By John Erath
No, this will not be another House of the Dragon post. Although, given the number of views that one received, perhaps I should focus on covering TV rather than nuclear weapons. In this case, the subject is the royal succession in the United Kingdom and its nuclear command and control. When Queen Elizabeth died and her son Charles took over without interruption (Viserys should take note of this), a number of commentators asked if the new King would be able to order the use of nuclear weapons.
The answer, of course, is “no,” and rightly so.
The UK is a democracy with a ceremonial monarch, who remains outside the nuclear chain of command. Only the Prime Minister can authorize Britain’s nuclear deterrent to be used, subject to a specific set of procedures. The Queen or King has no role in any decision, even though she or he is the formal head of the British armed forces. As each new PM takes office, as occurred this week, one of the first tasks is to issue “letters of last resort” to the commanders of the UK’s ballistic missile submarines that provide guidance on the use of the nuclear deterrent in the event communication with the PM’s office is not possible. The UK system aims to have strong civilian control over nuclear weapons, while maintaining a credible deterrent.

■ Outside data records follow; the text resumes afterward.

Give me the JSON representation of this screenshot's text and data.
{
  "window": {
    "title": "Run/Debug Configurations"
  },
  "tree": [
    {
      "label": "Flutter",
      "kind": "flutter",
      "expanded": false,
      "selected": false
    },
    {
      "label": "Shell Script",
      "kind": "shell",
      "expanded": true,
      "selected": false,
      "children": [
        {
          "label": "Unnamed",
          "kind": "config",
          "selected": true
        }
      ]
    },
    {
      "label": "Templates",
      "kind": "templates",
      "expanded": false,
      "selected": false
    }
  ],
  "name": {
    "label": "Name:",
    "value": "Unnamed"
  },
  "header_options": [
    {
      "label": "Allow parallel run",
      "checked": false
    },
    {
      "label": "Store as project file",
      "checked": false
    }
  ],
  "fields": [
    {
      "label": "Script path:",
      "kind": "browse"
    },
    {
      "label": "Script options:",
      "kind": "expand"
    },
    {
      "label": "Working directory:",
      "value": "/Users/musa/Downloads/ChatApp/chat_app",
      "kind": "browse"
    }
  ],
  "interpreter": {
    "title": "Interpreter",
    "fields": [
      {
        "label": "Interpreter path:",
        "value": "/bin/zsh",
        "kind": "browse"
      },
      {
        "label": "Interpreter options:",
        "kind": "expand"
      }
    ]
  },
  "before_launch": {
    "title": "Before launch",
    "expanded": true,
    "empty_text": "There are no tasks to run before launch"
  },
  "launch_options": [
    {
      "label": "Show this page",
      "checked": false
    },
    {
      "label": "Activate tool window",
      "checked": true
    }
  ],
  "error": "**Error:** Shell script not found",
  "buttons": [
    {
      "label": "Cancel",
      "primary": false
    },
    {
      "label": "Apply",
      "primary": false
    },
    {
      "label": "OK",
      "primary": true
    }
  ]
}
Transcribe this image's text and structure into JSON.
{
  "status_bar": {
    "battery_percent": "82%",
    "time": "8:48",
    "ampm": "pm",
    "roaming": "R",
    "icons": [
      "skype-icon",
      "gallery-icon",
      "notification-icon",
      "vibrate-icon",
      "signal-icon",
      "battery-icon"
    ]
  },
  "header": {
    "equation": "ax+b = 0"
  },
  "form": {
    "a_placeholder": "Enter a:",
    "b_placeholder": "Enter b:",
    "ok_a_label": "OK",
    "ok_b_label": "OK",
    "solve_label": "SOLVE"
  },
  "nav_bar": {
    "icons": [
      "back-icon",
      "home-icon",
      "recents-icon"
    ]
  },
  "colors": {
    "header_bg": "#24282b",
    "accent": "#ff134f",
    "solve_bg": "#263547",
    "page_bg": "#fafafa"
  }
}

Contrast this with the recent statements of Kim Jung Un. While the UK upholds the goal of a world without nuclear weapons and maintains a defined chain of command for any possible use, North Korea is trending the other way. The DPRK dictator affirmed that he has no plans to give up nuclear weapons and has claimed to be developing new types of weapons and delivery systems. At the same time, a new North Korean law requires military commanders, presumably without waiting for national level approval, to “automatically” carry out nuclear strikes should the DPRK come under attack. It does not seem that such attack would need to be nuclear to trigger a nuclear response. In theory, a mid-level army officer could decide he was required to use a nuclear weapon not only if some South Koreans stumbled across the DMZ accidentally, but also if there were a popular protest against the leadership.
Nuclear weapons are inherently dangerous and should be subject to the strictest possible command and control arrangements and not the whim of a King or dictator.